Elasticsearch安装以及配置hanlp中文分词插件
一、运行环境
- 操作系统:CentOS 6.8
- Elasticsearch版本:5.6.3
- hanlp版本:1.5.2
二、安装步骤
-
下载tar包
https://artifacts.elastic.co/downloads/elasticsearch/elasticsearch-5.6.3.tar.gz
解压到/home/elasticsearch - 修改elasticsearch.yml
cluster.name: xingdu #设置集群名称
node.name: search #设置节点名称
network.bind_host: 192.168.1.200 #设置绑定的ip地址
network.publish_host: 192.168.1.200 #设置其它节点和该节点交互的ip地址
elasticsearch默认开启两个端口:9200,用于ES节点和外部通讯;9300,用于ES节点之间通讯
- 运行
./bin/elasticsearch
报错:org.elasticsearch.bootstrap.StartupException: java.lang.RuntimeException: can not run elasticsearch as root,不能以root用户的身份运行elasticsearch
解决方法:新建用户组和用户,并赋予其elasticsearch文件夹的权限
groupadd xingdu
useradd xingdu -g xingdu
chown -R xingdu:xingdu elasticsearch
再次运行
WARN:java.lang.UnsupportedOperationException: seccomp unavailable: CONFIG_SECCOMP not compiled into kernel, CONFIG_SECCOMP and CONFIG_SECCOMP_FILTER are needed,使用新的linux版本即可,不影响使用
ERROR: [4] bootstrap checks failed
[1]: max file descriptors [4096] for elasticsearch process is too low, increase to at least [65536]
[2]: max number of threads [1024] for user [xingdu] is too low, increase to at least [2048]
[3]: max virtual memory areas vm.max_map_count [65530] is too low, increase to at least [262144]

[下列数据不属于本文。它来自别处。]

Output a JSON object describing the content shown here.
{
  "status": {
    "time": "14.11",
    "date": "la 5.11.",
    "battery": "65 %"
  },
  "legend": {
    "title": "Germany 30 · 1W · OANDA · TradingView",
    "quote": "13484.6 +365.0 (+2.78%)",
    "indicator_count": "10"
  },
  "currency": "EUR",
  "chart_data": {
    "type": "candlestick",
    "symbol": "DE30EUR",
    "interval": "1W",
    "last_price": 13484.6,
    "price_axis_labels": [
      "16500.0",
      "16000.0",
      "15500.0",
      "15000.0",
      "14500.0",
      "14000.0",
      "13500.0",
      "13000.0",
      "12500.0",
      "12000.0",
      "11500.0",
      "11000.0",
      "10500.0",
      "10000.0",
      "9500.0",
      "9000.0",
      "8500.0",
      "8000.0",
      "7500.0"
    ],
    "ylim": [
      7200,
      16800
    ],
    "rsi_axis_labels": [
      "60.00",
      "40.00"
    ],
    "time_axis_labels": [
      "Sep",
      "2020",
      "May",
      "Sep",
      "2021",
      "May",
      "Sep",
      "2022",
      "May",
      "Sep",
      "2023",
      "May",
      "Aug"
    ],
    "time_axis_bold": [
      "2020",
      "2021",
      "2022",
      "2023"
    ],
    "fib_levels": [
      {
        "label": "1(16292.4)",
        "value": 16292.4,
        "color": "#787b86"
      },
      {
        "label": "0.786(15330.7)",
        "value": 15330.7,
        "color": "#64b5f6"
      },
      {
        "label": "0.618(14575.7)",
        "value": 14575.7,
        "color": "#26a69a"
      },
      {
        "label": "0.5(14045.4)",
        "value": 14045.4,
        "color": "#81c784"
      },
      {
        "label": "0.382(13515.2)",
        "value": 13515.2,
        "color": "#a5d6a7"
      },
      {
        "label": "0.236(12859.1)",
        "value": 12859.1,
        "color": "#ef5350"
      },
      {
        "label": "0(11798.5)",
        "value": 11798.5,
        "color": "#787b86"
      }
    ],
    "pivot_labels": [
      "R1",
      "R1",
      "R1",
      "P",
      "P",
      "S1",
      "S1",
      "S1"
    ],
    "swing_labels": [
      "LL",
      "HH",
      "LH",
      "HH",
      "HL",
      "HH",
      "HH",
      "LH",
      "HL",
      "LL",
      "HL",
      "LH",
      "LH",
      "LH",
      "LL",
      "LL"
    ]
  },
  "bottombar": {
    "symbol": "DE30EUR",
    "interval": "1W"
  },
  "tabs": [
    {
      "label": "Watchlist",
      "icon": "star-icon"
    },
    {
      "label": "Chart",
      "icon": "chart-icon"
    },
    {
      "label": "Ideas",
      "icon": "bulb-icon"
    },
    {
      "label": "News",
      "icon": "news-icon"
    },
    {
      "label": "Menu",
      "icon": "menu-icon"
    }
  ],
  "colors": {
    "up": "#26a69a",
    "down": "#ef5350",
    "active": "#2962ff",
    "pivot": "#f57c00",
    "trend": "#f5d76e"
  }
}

[4]: system call filters failed to install; check the logs and fix your configuration or disable system call filters at your own risk
启动失败,出现上面四个错误,一一解决
ERROR[1]:无法创建本地文件问题,用户最大可创建文件数太小
解决方法:切换到root用户,编辑limits.conf配置文件
vi /etc/security/limits.conf
#末尾添加
* soft nofile 65536
* hard nofile 65536
* soft nproc 65536
* hard nproc 65536
ERROR[2]:无法创建本地线程问题,用户最大可创建线程数太小
解决方法:切换到root用户,进入limits.d目录下,修改90-nproc.conf 配置文件
vi /etc/security/limits.d/90-nproc.conf
将
* soft nproc 1024
修改为
* soft nproc 2048
ERROR[3]:最大虚拟内存太小
解决方法:切换到root用户下,修改配置文件sysctl.conf
vi /etc/sysctl.conf
添加配置
vm.max_map_count=655360
执行命令
sysctl -p
ERROR[4]:这是在因为Centos6不支持SecComp,而ES5.2.0默认bootstrap.system_call_filter为true进行检测,所以导致检测失败,失败后直接导致ES不能启动
解决方法:在elasticsearch.yml中配置bootstrap.system_call_filter为false
bootstrap.memory_lock: false
bootstrap.system_call_filter: false
解决完成后,重新启动,启动成功
如果要在后台运行,使用./bin/elasticsearch -d
启动
访问 http://192.168.1.200:9200/,返回数据
{
"name": "search",
"cluster_name": "xingdu",
"cluster_uuid": "CYmFU0UQTeW3zejFmsOdRw",
"version": {
"number": "5.6.3",
"build_hash": "1a2f265",
"build_date": "2017-10-06T20:33:39.012Z",
"build_snapshot": false,
"lucene_version": "6.6.1"
},
"tagline": "You Know, for Search"
}
-
安装hanlp中文分词插件
参考插件地址: https://github.com/hualongdata/hanlp-ext/tree/master/es-plugin
该插件支持hanlp和hanlp-index分词,但是没有过滤停用词(也可能是需要额外配置),修改源代码之后重新编译打包
链接: https://pan.baidu.com/s/1pMdfzkB 密码: cdc4
将压缩包解压到/elasticsearch/plugins
目录下,重命名为hanlp
下载hanlp数据包
链接: https://pan.baidu.com/s/1smsAxch 密码: w4i7
解压之后,修改/elasticsearch/plugins/hanlp
目录下的hanlp.properties文件,修改根路径root=/home/hanlp/
为数据包所在目录
给运行elasticsearch的用户分配权限
chown -R xingdu:xingdu hanlp
现在启动elasticsearch,提示jar包冲突
jar1: /home/elasticsearch/lib/log4j-api-2.9.1.jar
jar2: /home/elasticsearch/plugins/hanlp/log4j-api-2.9.1.jar
把hanlp目录下的log4j-api-2.9.1.jar删除即可
现在启动elasticsearch,没有异常,我们测试一下hanlp分词插件有没有生效
访问:http://192.168.1.200:9200/_analyze?text=%E4%B8%AD%E5%9B%BD%E7%9A%84%E5%86%9B%E4%BA%8B%E5%AE%9E%E5%8A%9B%E4%B8%8E%E6%97%A5%E4%BF%B1%E5%A2%9E&analyzer=hanlp
elasticsearch报错并且退出运行
java.security.AccessControlException: access denied ("java.util.PropertyPermission" "*" "read,write")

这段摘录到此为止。